Reggie, hellbent on revenge and heavily armed, teams up with Mike to head out on the road in search of the Tall Man, in hopes of putting an end to his evil ways. Mike on the other hand, wants to find the mystery girl from his dreams, hopefully before the Tall Man does. The Tall Man, meanwhile, is wiping out small towns across America, unearthing the corpses of their dead and turning them into an army of reanimated-dwarf-minions; he does this with the help of his flying-metal-bladed-spheres of course.




Mike & Reggie eventually meet up with the girl in Mike's dreams, Liz, who shares the same nightmares Mike has. The 3 of them also pick up a hitchhiker named Alchemy, played by the strangely attractive (and large-mouthed) Samantha Phillips. Her character serves little purpose in the film other than being Reggie's comically unrealistic love interest, and everybody else's eye-candy. A quick glance at her filmography, shows Miss Phillips has had a long career mostly in Skinamax-type “Horror” films such as “The Bare Wench Project 2,” “Cheerleader Massacre,” and “Andromina: the Pleasure Planet.” She was also in “Weekend at Bernie's 2.”

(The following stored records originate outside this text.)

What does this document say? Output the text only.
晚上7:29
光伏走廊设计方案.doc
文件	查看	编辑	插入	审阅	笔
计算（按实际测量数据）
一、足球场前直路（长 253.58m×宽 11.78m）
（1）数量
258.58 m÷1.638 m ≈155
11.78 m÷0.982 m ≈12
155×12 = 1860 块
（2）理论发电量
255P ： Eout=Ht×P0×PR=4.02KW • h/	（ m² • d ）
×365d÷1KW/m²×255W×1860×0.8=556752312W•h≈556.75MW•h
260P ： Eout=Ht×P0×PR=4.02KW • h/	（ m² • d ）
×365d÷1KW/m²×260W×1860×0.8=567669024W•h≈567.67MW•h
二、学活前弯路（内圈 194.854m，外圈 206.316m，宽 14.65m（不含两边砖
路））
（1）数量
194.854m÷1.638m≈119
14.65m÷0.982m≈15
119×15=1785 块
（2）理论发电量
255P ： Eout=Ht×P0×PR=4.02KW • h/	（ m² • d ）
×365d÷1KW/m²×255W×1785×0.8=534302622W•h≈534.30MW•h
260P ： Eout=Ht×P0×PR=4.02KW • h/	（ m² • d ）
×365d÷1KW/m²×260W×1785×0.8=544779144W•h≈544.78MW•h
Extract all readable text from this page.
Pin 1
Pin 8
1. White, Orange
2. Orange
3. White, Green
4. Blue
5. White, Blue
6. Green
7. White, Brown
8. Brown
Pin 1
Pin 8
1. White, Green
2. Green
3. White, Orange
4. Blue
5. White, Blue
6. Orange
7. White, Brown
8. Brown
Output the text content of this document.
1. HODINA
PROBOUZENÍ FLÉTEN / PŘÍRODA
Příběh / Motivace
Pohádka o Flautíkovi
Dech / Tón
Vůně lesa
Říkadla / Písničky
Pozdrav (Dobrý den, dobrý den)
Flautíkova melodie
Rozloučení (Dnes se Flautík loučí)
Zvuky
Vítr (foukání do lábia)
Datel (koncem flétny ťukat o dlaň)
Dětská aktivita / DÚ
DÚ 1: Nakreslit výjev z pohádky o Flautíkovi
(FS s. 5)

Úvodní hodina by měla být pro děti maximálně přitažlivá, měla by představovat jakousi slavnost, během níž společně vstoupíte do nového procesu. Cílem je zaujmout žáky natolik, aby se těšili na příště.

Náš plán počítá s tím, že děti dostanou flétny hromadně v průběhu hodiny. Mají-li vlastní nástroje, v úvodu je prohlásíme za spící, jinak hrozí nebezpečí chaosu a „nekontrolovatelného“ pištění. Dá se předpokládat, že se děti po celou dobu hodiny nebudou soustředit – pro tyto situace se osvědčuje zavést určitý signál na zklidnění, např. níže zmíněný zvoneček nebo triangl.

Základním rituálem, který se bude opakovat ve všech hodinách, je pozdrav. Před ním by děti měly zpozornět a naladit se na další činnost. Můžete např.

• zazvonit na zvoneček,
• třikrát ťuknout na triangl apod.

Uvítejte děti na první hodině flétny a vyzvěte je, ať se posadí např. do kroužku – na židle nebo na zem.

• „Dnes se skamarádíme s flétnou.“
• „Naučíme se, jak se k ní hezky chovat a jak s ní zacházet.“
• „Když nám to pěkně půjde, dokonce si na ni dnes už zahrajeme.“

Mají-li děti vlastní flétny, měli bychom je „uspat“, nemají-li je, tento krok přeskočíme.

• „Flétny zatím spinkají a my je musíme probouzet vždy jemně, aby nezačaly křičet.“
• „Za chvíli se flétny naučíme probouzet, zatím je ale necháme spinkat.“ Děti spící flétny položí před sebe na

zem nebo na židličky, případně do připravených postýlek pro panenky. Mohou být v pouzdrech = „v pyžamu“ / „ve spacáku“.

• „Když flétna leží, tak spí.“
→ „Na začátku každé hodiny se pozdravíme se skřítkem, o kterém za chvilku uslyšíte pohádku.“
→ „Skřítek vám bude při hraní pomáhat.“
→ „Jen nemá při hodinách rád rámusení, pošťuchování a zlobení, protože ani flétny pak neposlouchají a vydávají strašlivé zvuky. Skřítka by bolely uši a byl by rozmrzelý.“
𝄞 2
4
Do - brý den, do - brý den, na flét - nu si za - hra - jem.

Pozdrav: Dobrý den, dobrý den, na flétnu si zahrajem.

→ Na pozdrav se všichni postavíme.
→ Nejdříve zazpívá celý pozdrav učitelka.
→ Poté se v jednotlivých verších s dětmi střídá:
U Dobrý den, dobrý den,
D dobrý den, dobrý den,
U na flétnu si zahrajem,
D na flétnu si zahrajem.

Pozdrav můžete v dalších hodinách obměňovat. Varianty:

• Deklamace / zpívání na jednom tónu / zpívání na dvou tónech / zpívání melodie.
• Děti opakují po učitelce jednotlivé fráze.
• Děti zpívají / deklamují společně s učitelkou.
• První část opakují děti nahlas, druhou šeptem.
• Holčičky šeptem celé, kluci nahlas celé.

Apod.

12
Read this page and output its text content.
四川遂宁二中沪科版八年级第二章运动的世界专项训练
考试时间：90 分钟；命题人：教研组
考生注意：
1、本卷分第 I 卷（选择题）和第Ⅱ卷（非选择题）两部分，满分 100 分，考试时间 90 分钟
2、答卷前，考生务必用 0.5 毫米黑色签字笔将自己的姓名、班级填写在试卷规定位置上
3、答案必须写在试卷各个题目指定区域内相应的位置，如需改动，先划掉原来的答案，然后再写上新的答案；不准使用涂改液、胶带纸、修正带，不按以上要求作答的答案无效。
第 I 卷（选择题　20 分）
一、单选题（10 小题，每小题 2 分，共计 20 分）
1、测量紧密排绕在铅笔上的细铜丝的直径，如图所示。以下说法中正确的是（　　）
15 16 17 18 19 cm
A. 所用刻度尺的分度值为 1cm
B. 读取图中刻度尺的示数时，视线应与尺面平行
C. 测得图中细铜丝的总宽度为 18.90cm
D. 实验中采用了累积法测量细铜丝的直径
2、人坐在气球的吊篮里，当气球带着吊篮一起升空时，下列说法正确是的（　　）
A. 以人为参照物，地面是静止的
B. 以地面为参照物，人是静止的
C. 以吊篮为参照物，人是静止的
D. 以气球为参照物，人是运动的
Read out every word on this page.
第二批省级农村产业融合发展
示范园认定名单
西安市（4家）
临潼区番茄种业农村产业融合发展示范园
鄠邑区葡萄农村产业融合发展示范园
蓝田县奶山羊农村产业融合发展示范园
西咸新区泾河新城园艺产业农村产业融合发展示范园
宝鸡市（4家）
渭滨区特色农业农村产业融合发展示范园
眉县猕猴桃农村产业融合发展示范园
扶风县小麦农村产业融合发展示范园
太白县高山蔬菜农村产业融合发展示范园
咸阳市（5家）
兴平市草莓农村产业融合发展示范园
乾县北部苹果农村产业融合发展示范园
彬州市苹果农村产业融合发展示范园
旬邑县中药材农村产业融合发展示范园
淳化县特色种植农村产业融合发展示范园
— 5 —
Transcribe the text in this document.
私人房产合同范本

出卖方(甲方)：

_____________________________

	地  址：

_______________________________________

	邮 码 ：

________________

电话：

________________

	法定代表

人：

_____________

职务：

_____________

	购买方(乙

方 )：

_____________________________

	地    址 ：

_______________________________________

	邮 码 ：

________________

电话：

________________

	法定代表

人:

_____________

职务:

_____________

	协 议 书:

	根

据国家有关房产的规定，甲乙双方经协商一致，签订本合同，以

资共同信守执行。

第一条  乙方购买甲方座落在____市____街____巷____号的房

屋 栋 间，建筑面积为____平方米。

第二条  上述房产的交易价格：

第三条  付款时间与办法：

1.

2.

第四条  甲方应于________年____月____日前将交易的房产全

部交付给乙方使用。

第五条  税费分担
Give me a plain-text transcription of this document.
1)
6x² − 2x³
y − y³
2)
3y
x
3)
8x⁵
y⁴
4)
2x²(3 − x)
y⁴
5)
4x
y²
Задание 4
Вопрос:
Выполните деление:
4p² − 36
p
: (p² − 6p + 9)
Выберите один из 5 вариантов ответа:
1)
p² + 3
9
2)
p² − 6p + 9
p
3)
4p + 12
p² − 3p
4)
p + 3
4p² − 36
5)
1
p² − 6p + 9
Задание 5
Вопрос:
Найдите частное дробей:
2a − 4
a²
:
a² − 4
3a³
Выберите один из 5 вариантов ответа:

Anyway, Mike, Reggie, & Liz meet up with the Tall Man in a climatic final 25 minutes that sheds away much of the doom and gloom of the first hour of the film and replaces it with some truly fun and imaginative special effects. Reggie's chainsaw joust is pretty classic, not to mention his ridiculous 4 barrel shotgun.




Overall, “Phantasm 2” was a fun Horror movie that was really more of an Action movie I think it was little built up in my head because I found myself having to slog through the pacing in the first half. Still, there's no way around the incredible entertainment value of the Tall Man.





“Phantasm 2” screened at the Alamo South on 9/4/08 and was presented by Terror Thursday.